Una modalità di gestione, denunciata fino al giugno scorso dal Forum siciliano dei movimenti per l’Acqua ed i Beni Comuni, che chiede che “sull’Acqua non si faccia più profitto, che la gestione delle Acque a livello regionale e territoriale sia pubblica e partecipata dalle comunità locali” nel rispetto della “volontà Popolare referendaria del 2011” e della legge regionale 19/2015.
Cosa fa la Regione nelle persone del suo Presidente, dell’Assessore all’energia e servizi di pubblica utilità, dell’Assessore al Territorio e Ambiente e di quello all’Agricoltura e Foreste?
Parliamo di assessorati con competenze diverse ma che dovrebbero lavorare in modo sinergico nell’interesse dei cittadini. E interagire con l’Ente Parco.
Quest’ultimo fa presente di aver inviato “agli enti preposti” diverse segnalazioni, rimaste completamente inascoltate. Ne prendiamo atto con soddisfazione anche se ci chiediamo contestualemnte se davvero, anche da parte del Parco, sia stato fatto tutto il possibile per la tutela dell’Alcantara.
“Non possiamo fare morire il fiume” ci dice Giuseppe Rannisi, coinvolto a pieno titolo in questa vicenda sia come delegato Lipu sia come ingegnere idraulico.

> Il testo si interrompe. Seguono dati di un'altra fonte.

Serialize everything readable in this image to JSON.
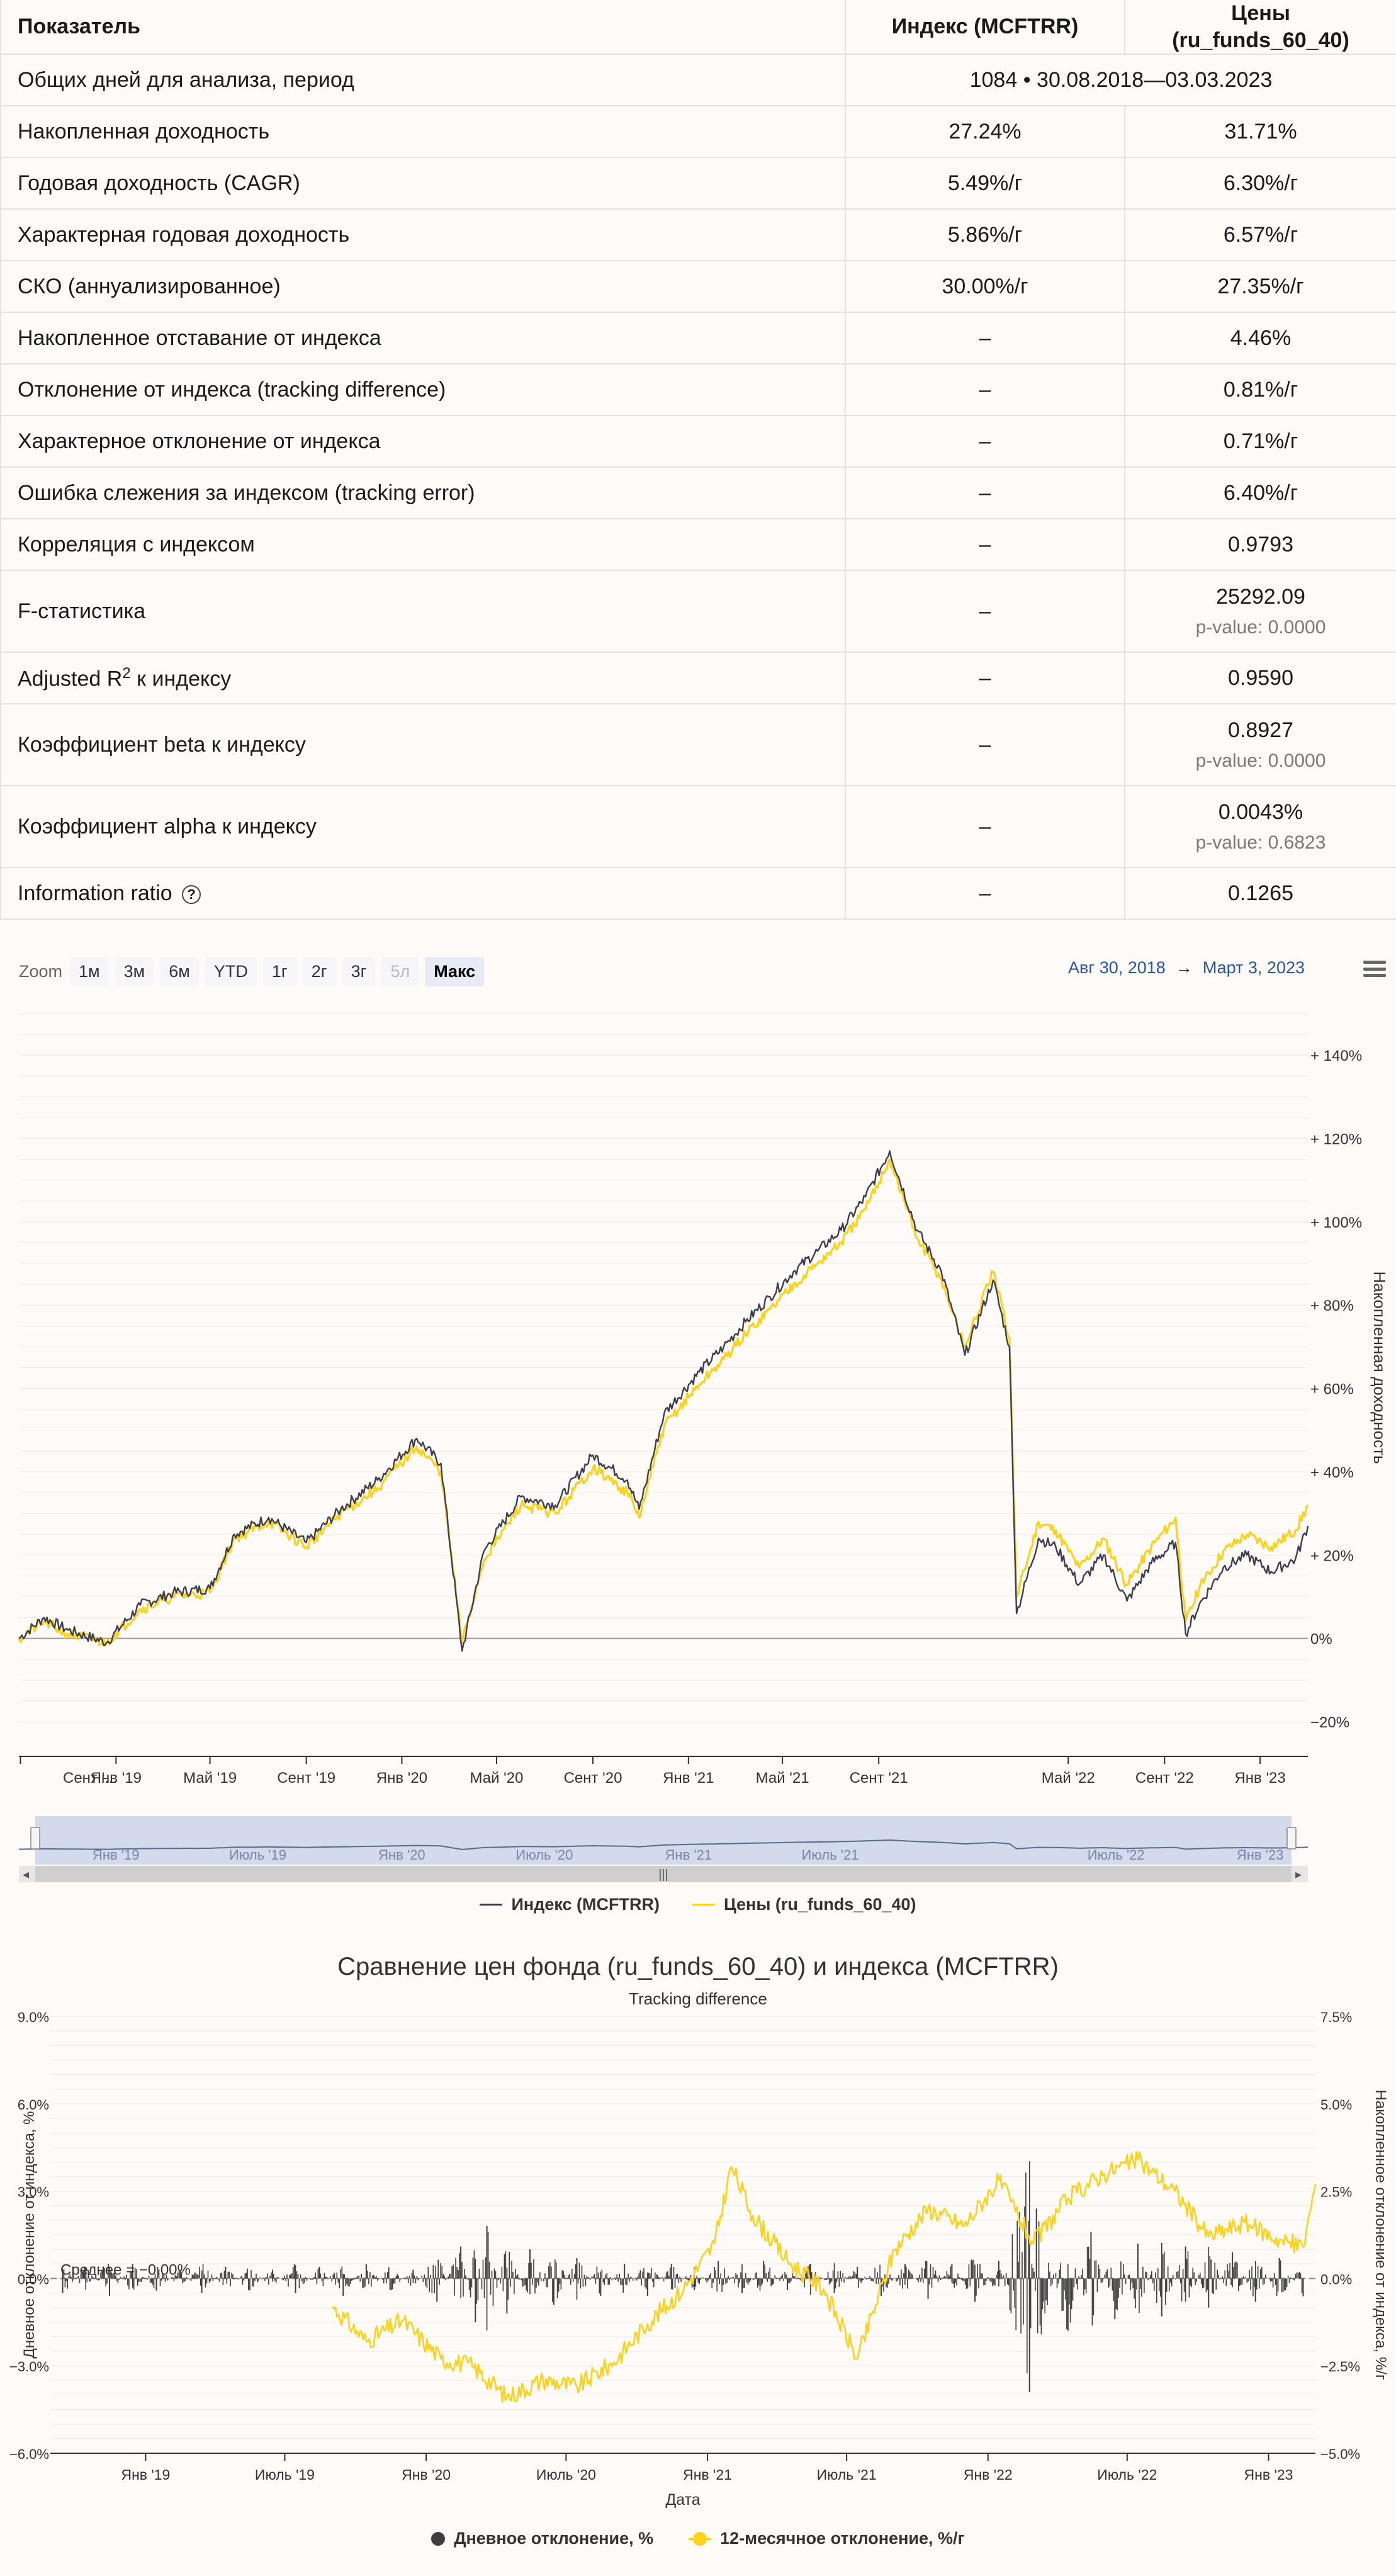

Le conseguenze sarebbero incalcolabili sotto tanti punti di vista.
Un fiume ha un ruolo centrale in un territorio, ne contrasta il dissesto idrogeologico, ne tutela la vegetazione e gli ecosistemi, ha una funzione paesaggistica e anche turistica, solo per citarne alcune.
Senza acqua un fiume è morto, non ha più nemmeno la capacità di autodepurazione che esercita con la ricchezza di ossigeno delle sue acque e che gli permette di contrastare, lungo il suo corso, anche l’inquinamento.
E, se non c’è il fiume, non ha più senso neanche il Parco Fluviale e l’Ente che deve provvedere alla sua gestione salvaguardandone l’ecosistema fluviale, l’ambiente naturale e il paesaggio, come prevede il suo statuto.